Whether you are manager or an individual contributor I highly recommend reading the book Radical Candor by Kim Scott. Kim covers a lot of great concepts in her book but I would like to share a summary of the concept that helps managers give radically candor feedback to their people.
Kim starts by stressing on relationships and how relationships, not power, drive your team forward.

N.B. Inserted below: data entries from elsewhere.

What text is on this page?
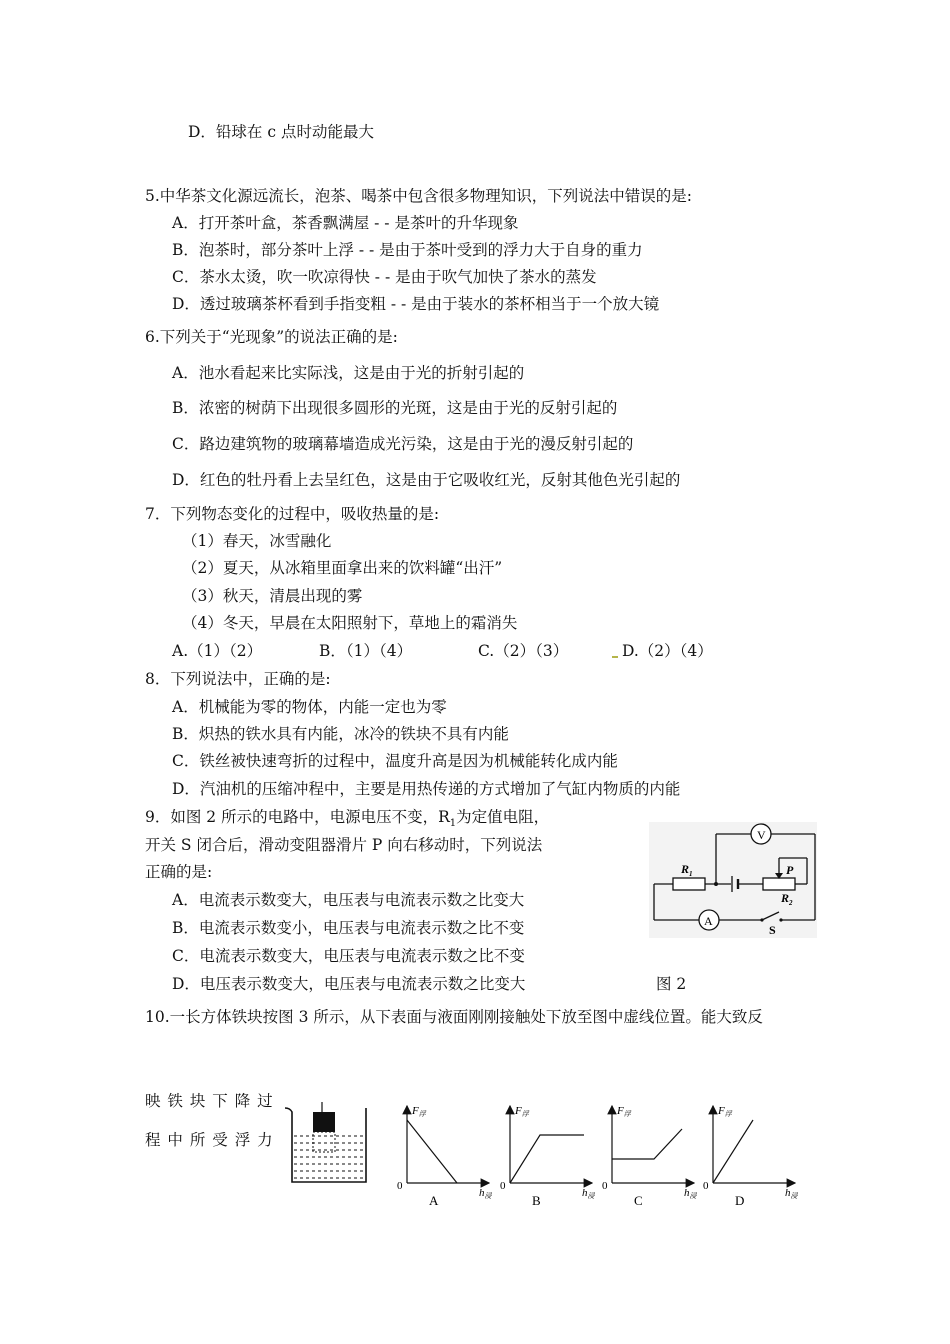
D．铅球在 c 点时动能最大
5.中华茶文化源远流长，泡茶、喝茶中包含很多物理知识，下列说法中错误的是:
A．打开茶叶盒，茶香飘满屋 - - 是茶叶的升华现象
B．泡茶时，部分茶叶上浮 - - 是由于茶叶受到的浮力大于自身的重力
C．茶水太烫，吹一吹凉得快 - - 是由于吹气加快了茶水的蒸发
D．透过玻璃茶杯看到手指变粗 - - 是由于装水的茶杯相当于一个放大镜
6.下列关于“光现象”的说法正确的是:
A．池水看起来比实际浅，这是由于光的折射引起的
B．浓密的树荫下出现很多圆形的光斑，这是由于光的反射引起的
C．路边建筑物的玻璃幕墙造成光污染，这是由于光的漫反射引起的
D．红色的牡丹看上去呈红色，这是由于它吸收红光，反射其他色光引起的
7．下列物态变化的过程中，吸收热量的是:
（1）春天，冰雪融化
（2）夏天，从冰箱里面拿出来的饮料罐“出汗”
（3）秋天，清晨出现的雾
（4）冬天，早晨在太阳照射下，草地上的霜消失
A.（1）（2）	B．（1）（4）	C.（2）（3）	D.（2）（4）
8．下列说法中，正确的是:
A．机械能为零的物体，内能一定也为零
B．炽热的铁水具有内能，冰冷的铁块不具有内能
C．铁丝被快速弯折的过程中，温度升高是因为机械能转化成内能
D．汽油机的压缩冲程中，主要是用热传递的方式增加了气缸内物质的内能
9．如图 2 所示的电路中，电源电压不变，$R_1$为定值电阻，
开关 S 闭合后，滑动变阻器滑片 P 向右移动时，下列说法
正确的是:
A．电流表示数变大，电压表与电流表示数之比变大
B．电流表示数变小，电压表与电流表示数之比不变
C．电流表示数变大，电压表与电流表示数之比不变
D．电压表示数变大，电压表与电流表示数之比变大	图 2
V
A
$R_1$
$R_2$
P
S
10.一长方体铁块按图 3 所示，从下表面与液面刚刚接触处下放至图中虚线位置。能大致反
映 铁 块 下 降 过
程 中 所 受 浮 力
F浮
h浸
0
A
F浮
h浸
0
B
F浮
h浸
0
C
F浮
h浸
0
D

Relationships are core to your job. They determine whether you can fulfill your three responsibilities as a manager. 1) to create culture of feedback that will keep everyone moving forward in the right direction 2) understand what motivates each person on your team well enough to avoid burnout or boredom and keep the team. 3) drive results collaboratively. If you think you can do these things without relationships you are kidding yourself
Radical Candor
Kim explains two dimensions that help build the relationships in a team and how you arrive at Radical Candor when you use these dimensions at the same time.
Care Personally
The first dimension is about being more than "just professional". It is about giving a damn, sharing more than just your work self, and encouraging everyone who reports to you to do the same. It is not enough to care only about people's ability to perform the job. It is personal, and deeply personal. I call this dimension "Care Personally"
Challenge Directly
The second dimension involves telling people when their work isn't good enough– and when it is; when they are not going to get that new role they wanted, or when you are going to hire a new boss "over" them. Delivering hard feedback, making hard calls. about who does what on a team, and holding a high bar for results. Challenging people is often the best way to show them that you care when you are the boss. This dimension I call "Challenge Directly"
"Radical Candor" is what happens when you put "Care Personally" and "Challenge Directly" together. Radical Candor builds trust and opens the door for the kind of communication that helps you achieve the results you are aiming for.
Operationalizing Radical Candor
The author explains the two dimensions of Radical Candor and provides examples which are helpful. Once these dimensions are understood, the author introduces the radical condor quadrants as a guide for providing radically candid guidance to team members.
Quadrant: Radical Candor
As mentioned earlier there are two dimensions to good guidance: care personally and challenge directly. When you use both at the same time, it is Radical Candor.
I don't have to spend a lot of time getting to know a person or building trust before offering Radically Candid guidance. In fact, a great way to get to know somebody and to build trust is to offer Radically Candid praise and criticism.
It is also useful to be clear about what happens when you fail in one dimension (Ruinous Empathy), or the other (Obnoxious Aggression) or both (Manipulative Insincerity).
Let's take a look at each quadrant and give a quick summary of what the author is communicating.
Quadrant: Obnoxious Aggression
When you criticize someone without taking even two seconds to show you care, your guidance feels obnoxiously aggressive to the recipient.
I regret to say that if you can't be Radically Candid, being obnoxiously aggressive is the second best thing you can do. At least then people know what you think and where they stand, so your team can achieve results.
Fundamental human decency is something every person owes every other, regardless of position.
Quadrant: Manipulative Insincerity
Manipulative insincere guidance happens when you don't care enough about a person to challenge them directly.
People give praise and criticism that is manipulatively insincere when they are too focused on being liked or think they can gain some sort of political advantage by being fake – or when they are just too tired to care or argue anymore.
Quadrant: Ruinous Empathy
Ruinous empathy is responsible for the vast majority of management mistakes. Most people want to avoid creating tension or discomfort at work. They are like the well-meaning parent who cannot bear to discipline their kids.
When bosses are too invested in everyone getting along, they also fail to encourage the people on their team to criticize one another for fear of sowing discord.
The author argues that managers need to start by asking for criticism to encourage giving guidance within their teams. Bosses get radically candid guidance from their teams not merely by being open to criticism but by actively soliciting it. If a person is bold enough to criticize you, you do not critique their criticism.
Toyota's leaders painted a big red square on the assembly line floor. New employees had to stand in it at the end of their first week, and they were not allowed to leave until they criticized at least three things on the line!
Receiving candid feedback from our team members and acting on this feedback is crucial for creating a team culture that cares to continuously improve itself and not fall victim to the gravitational pull towards mediocrity. Kim's book is a great read if you want to learn how to give effective feedback.